Perhaps feeling threatened by Vine’s short-video advertising potential, Instagram began taking steps in the summer of 2013 to offer video as well. This set the stage for what has become a heated competition between Vine and Instagram, as well as other social media platforms. Even though it’s not even two years old yet, Vine has managed to survive amid a morass of apps to become the place for big business to get a little bit more—and at six seconds, it’s indeed a very little bit more—of our attention.
Loopy for Animated GIFs
Before Vine, there were (and still are) animated GIFs.
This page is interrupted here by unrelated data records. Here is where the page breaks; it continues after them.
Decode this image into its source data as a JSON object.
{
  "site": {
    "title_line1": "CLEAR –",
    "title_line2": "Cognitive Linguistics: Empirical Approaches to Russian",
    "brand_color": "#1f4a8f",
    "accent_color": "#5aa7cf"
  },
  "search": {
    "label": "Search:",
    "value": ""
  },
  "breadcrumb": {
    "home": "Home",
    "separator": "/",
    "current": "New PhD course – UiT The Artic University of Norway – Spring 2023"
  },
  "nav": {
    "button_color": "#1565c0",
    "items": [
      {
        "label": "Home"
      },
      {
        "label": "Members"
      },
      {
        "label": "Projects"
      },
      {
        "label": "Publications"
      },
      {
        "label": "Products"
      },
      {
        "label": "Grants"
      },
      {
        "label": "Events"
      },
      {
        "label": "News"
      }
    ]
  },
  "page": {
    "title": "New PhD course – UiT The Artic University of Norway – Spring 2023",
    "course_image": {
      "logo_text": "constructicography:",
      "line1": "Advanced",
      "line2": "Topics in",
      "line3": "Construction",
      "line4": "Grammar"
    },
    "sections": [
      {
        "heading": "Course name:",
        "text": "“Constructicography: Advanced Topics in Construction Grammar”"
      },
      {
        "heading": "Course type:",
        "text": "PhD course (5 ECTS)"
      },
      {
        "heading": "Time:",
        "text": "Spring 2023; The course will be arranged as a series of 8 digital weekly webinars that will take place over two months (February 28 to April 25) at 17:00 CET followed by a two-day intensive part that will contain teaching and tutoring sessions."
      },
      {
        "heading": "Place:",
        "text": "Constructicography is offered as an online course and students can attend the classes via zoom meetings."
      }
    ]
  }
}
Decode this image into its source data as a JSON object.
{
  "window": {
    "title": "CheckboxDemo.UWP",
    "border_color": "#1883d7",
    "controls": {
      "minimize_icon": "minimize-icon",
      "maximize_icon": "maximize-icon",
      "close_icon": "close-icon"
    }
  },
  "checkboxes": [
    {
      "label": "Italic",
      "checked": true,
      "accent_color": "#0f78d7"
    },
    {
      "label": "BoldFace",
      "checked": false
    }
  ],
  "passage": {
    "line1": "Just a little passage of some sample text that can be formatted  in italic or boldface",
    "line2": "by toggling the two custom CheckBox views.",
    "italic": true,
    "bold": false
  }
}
Jason Eppink, associate curator of digital media at the Museum of the Moving Image in Astoria, NY, focuses on how communities online use and create media, including GIFs. Eppink identifies Yahoo!’s erstwhile GeoCities as one of the first places where people would create their own online identity, equipped with very short animated GIFs.
Artist Michael Fivis created a stunning three-dimensional animated GIF in 2008 for fashion designer Prabal Gurung.
“GeoCities was the third-most visited website in 1999,” Eppink says. “It’s where we first learned how to represent ourselves online. No one had really tried anything like this before; it was a place of rapid experimentation.”
Around the same time that GeoCities rose to popularity and animated GIFs became part of its ecosystem, moving images were conjured up in the printed pages of the Harry Potter series, eventually making their way to the big screen. Artist Michael Fivis, who is part of the artist collective GIFRIENDS, is quick to point out that the Harry Potter movies were one of the first places that short, looped animations made their way to the general public via the Daily Prophet newspaper—along with its late edition, The Evening Prophet, and weekend edition, The Sunday Prophet.
The newspapers were a place to learn about all things related to wizardry, with moving imagery rendered in a simple—even primitive—stop-motion fashion, akin to what many of us can find on Vine today.
In the 2001 debut film and its subsequent sequels, the Prophet’s Vine-like animations captured the imagination of many artists and designers, including Fivis, who saw the newspaper’s animations as additive components to the film’s breaking news stories. Fan-made Harry Potter sites, as well as those created by the studio, offered up animated GIFs from the Prophet’s cover pages that have since become memes circulating throughout various corners of the internet.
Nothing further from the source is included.